The US Gulf Coast is a hot destination again two years after a massive oil spill made the region a tourist dead zone, with petroleum giant BP pumping more than USD$150 million into promotions to help the region recover.
In New Orleans, about 150 miles (240 km) northeast of where BP's well blew up on April 20, 2010, the period since more than 4 million barrels of oil gushed into the Gulf of Mexico has seen a frenzy of tourism efforts.
"Tourism doesn't happen on its own, it takes marketing dollars, particularly if you're battling an image crisis like the oil spill," New Orleans' visitor bureau spokeswoman Kelly Schultz said.

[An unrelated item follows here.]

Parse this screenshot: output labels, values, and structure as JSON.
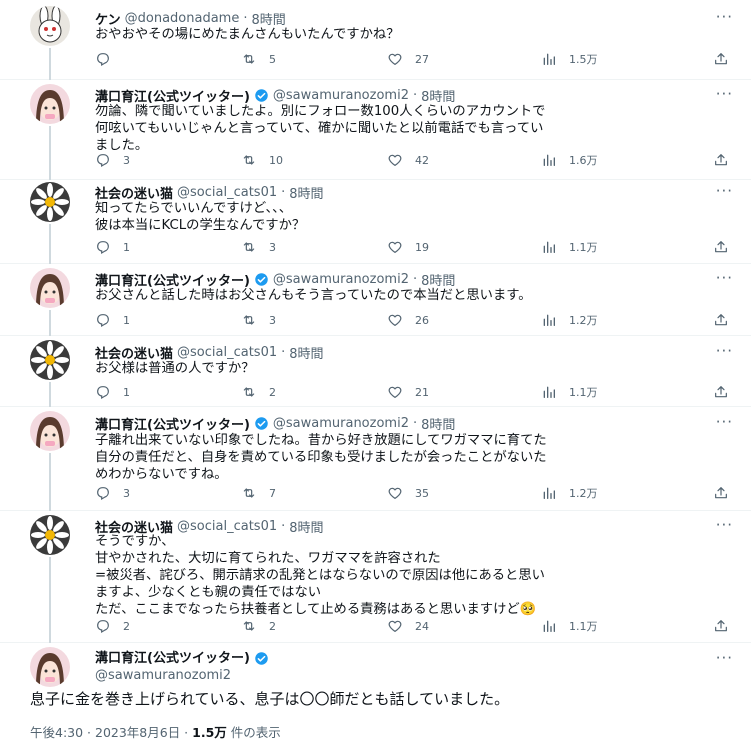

A chunk of the USD$15 million BP initially sent to Louisiana in June 2010 funded emergency advertising to quell misperceptions that New Orleans was laden with oil, and Schultz says it worked. Hotel tax collections in the third quarter of 2010 jumped 33 percent from year-earlier figures
Since then, BP has sent more than USD$150 million to Florida, Louisiana, Alabama and Mississippi to aid tourism, and will send close to USD$30 million more by the end of 2013. Another USD$82 million was committed for seafood marketing and testing, BP spokesman Craig Savage said.
It is hard to tell how effective the dollars have been.
Data from international market analyst Smith Travel Research show that occupancy in hotels within 10 miles (16 km) of the Gulf Coast was 11 percent higher in the first quarter of this year as compared with the same quarter in 2010, immediately before the oil spill. Average daily hotel room rates rose 7 percent in that period.
But hotel occupancy and room rates nationwide rose by similar rates, the figures show. And along the Texas coast - where the oil spill had no direct impact and there was no marketing money - hotel occupancy rose 15 percent during the same period.
HOW HOT IS IT?
It is not clear whether states most affected by the oil spill still lag behind others as tourism improves nationally. "The question is really hard to answer," Smith Travel Research senior analyst Jan Freitag said.
What is clear is that visitors are returning to some places with a vengeance. Hotel occupancy in New Orleans jumped 3 percent and average room rates shot up 13 percent in the first quarter of this year, said Freitag.
"That's a lot," he said.
To the east, along the white sand shores of the Florida panhandle, Walton County tourism director Jon Ervin is surprised at a tourism boom that has pushed hotel room tax revenue up almost 60 percent since 2010. "You go back and check your math because you can hardly believe it," he said.
Ervin said the initial funding from BP - Florida received the largest portion among the four states - helped speed the area's recovery after tar balls appeared on local beaches.
But farther south, in Fort Myers, the picture is different. Lee County tourism bureau Director Tamara Pigott said that even though oil never reached local beaches, the area took a hit.
"The phones stopped ringing after the oil spill," she said.
Her agency immediately spent USD$750,000 from emergency reserves on advertising to counter public misperceptions about Fort Myers resorts. An additional USD$500,000 arrived courtesy of BP, but Pigott said it was not enough to restore the area's previously surging business.
She said the agency now is forced to spend heavily on advertising to keep up with destinations to the north that received a much larger boost from BP.
"I don't feel we benefited from the BP advertising money," she said.
But BP's promotion continues. Unrelated to the marketing money the company has sent to coastal states, BP has funded its own "Voices from the Gulf" television, radio and social media campaign.
Savage would not disclose how much BP is spending on the campaign, but he said its mission is "to promote Gulf Coast tourism and highlight what we have accomplished to date."